Al alba, el aguacero sorprendió a la ciudad. Una lámina horizontal de agua limpió el aire en cuestión de minutos, y los colores revivieron una vez más. El barrio se engalanó con el verde de los líquenes sobre los muros y con el rojo de los semáforos y las rosas chinas; hasta el adoquinado gris parecía feliz en su dureza. Con suerte, pronto llegaría el sol y el nuevo día sería una fiesta. Así lo entendía Kovayashi, que desayunaba en la cocina mientras disfrutaba del canto de un zorzal en el jardín. No pudo evitar asociarlo a los cuervos imaginarios de Scalisi, y se rió con tantas ganas que por poco se le trabó la carretilla. El ejercicio nocturno le había abierto un apetito voraz y gozaba de un buen humor que no se correspondía con el de alguien que acababa de asesinar por primera vez en su vida.
La lluvia se convirtió en garúa y luego en aire húmedo. Justo entonces, varios golpes sacudieron la puerta de entrada. El ojo de pez no mentía: en el umbral estaban la Señora W. y Rómulo, su marido, quienes ingresaron a la casa atolondradamente y sin saludar. Ella no disimulaba la desesperación; en sus ojos irritados Kovayashi vio que había estado llorando.
_ “¡Se murió Scalisi! ¡Se murió Scalisi!”, gritaba la Señora W. en el living, tomándose la cabeza entre las manos y sin reparar en el apuro del doctor por ocultar el traje de ninja que había dejado sobre el sillón. La sacudida hizo que una cajita de cartón con inscripciones chinas se escapara de un bolsillo del traje. Al sopesarla, Kovayashi notó que estaba demasiado liviana. “¡Está vacía!”, gritó en silencio y empalideció como si su alma se hubiera descarnado. En la vorágine del asesinato había olvidado desclavar del cuello del muchacho la estrella ninja que le enviara Wang. Kovayashi supo que su error lo pondría entre rejas por el resto de sus días.
_ “¿¡Cómo!? Si ayer estaba más fuerte que un roble…” preguntó el doctor, tratando de disimular.
_ “No lo sé, no lo sé… Esto es terrible, doctor. Esta mañana temprano escuchamos el revuelo enfrente. Había una ambulancia y un patrullero…”
_ “¿Policías?”, interrumpió Kovayashi, menos sorprendido por la muerte del viejo que por saber quién (¿un testigo?) había llamado con tanta celeridad al 911. Si su “amigo invisible” había vuelto a la carga, no lo estaba ayudando en nada al llamar a la policía. Kovayashi hubiera preferido que los vecinos descubrieran a Scalisi cuando su cuerpo se descompusiera.
_ “Sí. Rómulo y yo hablamos más temprano con un oficial. Scalisi murió de un ataque, en su cama. Tenía una ballesta en la mano y la ropa manchada de sangre… ¡una ballesta!
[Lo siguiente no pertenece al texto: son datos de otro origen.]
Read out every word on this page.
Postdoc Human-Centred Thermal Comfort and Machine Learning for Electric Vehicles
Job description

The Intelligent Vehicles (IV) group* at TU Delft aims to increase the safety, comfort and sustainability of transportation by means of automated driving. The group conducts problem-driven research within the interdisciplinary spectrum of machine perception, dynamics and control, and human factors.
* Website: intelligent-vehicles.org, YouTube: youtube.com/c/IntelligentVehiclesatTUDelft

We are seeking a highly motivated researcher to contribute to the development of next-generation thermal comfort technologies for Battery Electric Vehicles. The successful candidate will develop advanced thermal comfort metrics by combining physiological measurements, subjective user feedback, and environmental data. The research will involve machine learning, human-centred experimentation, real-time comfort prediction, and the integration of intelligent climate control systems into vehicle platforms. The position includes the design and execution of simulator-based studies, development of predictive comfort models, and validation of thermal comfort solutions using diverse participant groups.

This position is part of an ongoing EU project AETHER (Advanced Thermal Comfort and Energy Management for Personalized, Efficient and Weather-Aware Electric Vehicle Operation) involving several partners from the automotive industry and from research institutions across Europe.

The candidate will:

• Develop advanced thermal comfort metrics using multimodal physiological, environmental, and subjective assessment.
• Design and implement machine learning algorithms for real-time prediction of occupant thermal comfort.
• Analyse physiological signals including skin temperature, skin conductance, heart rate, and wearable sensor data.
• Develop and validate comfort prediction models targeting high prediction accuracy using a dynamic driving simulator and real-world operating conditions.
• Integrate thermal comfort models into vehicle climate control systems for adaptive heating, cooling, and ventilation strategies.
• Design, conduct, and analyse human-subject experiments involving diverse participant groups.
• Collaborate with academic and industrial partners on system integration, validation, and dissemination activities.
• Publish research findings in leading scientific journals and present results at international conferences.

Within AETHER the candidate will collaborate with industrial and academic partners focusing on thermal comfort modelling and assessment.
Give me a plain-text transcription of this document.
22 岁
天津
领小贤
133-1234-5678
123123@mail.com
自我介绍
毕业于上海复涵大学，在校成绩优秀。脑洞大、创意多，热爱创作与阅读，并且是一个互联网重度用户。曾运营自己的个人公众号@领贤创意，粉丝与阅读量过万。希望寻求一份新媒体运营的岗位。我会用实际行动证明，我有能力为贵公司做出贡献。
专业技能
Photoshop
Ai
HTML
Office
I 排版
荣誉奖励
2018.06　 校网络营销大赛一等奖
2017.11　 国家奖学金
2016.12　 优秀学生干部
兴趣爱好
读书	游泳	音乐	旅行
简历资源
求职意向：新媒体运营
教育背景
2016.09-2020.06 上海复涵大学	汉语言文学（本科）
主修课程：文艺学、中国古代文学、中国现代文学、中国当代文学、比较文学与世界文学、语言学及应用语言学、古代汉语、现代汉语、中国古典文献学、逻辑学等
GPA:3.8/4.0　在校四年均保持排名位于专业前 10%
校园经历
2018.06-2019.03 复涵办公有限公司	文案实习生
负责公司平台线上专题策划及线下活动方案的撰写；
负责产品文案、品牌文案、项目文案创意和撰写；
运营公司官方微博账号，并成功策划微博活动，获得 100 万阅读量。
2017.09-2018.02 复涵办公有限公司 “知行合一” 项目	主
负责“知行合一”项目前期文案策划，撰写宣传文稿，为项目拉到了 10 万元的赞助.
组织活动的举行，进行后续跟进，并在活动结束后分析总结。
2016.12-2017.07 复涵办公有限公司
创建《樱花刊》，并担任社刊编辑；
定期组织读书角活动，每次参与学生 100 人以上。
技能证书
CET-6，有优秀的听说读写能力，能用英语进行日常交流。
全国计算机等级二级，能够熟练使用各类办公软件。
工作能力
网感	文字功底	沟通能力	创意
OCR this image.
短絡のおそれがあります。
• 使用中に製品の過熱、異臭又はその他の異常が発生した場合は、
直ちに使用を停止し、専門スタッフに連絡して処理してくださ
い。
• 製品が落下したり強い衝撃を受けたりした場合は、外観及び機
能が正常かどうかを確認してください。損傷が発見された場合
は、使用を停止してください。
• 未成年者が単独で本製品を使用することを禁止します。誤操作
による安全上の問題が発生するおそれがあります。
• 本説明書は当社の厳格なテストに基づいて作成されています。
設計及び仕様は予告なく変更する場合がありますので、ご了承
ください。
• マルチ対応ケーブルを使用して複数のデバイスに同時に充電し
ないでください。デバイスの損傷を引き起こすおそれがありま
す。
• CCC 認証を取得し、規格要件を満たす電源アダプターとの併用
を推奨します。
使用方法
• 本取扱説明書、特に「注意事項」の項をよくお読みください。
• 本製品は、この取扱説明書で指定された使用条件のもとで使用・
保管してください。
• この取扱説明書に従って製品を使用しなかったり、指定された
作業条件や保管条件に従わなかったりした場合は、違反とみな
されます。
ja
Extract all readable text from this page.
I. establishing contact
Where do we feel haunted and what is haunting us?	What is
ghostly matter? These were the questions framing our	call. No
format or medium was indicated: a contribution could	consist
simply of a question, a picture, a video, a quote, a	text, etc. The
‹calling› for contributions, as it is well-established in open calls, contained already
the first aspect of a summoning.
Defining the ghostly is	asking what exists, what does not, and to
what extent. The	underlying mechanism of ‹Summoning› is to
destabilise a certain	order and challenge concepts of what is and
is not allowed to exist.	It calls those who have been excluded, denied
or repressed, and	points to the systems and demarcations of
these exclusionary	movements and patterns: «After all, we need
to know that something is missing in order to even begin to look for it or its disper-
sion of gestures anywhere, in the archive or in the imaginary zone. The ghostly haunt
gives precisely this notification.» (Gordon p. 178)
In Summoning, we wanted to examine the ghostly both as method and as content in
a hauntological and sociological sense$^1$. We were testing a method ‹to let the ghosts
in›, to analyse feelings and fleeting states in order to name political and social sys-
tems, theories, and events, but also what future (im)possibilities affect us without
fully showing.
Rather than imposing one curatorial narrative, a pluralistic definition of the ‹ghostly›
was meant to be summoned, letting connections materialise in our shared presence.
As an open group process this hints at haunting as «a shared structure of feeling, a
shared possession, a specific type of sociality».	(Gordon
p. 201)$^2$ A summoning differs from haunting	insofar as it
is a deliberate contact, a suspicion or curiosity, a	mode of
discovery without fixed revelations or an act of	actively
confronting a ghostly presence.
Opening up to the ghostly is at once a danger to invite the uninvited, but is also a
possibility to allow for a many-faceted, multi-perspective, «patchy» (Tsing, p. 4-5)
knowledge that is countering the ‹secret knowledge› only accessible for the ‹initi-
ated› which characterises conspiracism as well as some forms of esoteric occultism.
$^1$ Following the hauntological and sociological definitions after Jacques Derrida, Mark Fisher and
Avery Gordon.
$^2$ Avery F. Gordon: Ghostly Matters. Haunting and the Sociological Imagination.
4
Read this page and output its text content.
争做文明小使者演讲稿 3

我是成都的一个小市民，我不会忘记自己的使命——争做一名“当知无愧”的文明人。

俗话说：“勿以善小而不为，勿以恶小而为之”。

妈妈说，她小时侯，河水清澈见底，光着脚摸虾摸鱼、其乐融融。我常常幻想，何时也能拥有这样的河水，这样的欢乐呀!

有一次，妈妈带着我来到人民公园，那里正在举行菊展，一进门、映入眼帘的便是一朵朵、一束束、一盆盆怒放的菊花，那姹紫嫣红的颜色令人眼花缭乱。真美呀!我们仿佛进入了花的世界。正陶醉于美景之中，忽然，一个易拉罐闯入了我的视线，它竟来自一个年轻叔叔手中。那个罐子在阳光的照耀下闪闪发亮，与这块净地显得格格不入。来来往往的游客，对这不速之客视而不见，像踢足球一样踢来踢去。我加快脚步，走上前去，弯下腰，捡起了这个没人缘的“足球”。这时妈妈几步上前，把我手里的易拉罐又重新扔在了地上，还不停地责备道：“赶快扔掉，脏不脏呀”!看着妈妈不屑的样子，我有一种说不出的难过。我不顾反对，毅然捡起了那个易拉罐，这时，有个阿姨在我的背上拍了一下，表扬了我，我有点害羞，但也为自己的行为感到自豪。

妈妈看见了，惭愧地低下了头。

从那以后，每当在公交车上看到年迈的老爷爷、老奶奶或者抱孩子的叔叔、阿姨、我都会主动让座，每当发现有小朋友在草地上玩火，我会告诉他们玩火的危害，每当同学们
Pero eso no es lo peor: nos dijo el policía que anoche aparecieron dos cadáveres en Tres Sargentos y Roca. Uno estaba degollado, y el otro… ay, doctor de sólo pensarlo me dan vahídos… ¡¡el otro tenía una flecha de ballesta clavada en el pecho!! Horrible, horrible. ¿Se da cuenta? Anoche el viejo se volvió loco y salió a matar gente. Esos dos podíamos haber sido nosotros o usted. No lo puedo creer, y no sé qué vamos a hacer…”
_ “Usted no va a hacer nada”, dijo Kovayashi con sequedad. “Se va a ir derechito a su casa con Rómulo y se va a quedar allí. No es conveniente molestar a los policías. Tómese este calmante, descansará como un angelito.” Kovayashi le dio la misma pastilla que lo había puesto en coma. Con la Señora W. neutralizada químicamente, podría pensar alguna estrategia para preservar su libertad y buen nombre.
_ “Gracias, doctor; acá el único ángel es usted.”, dijo W. mientras miraba de reojo el tablón de pino Paraná que Kovayashi había usado de blanco para su estrella ninja. De inmediato, la Señora W. y Rómulo, que aprovechando el alboroto había dado cuenta del desayuno del doctor, regresaron a su casa.
Dos horas después, Kovayashi cruzó la calle rumbo al departamento del finado Scalisi.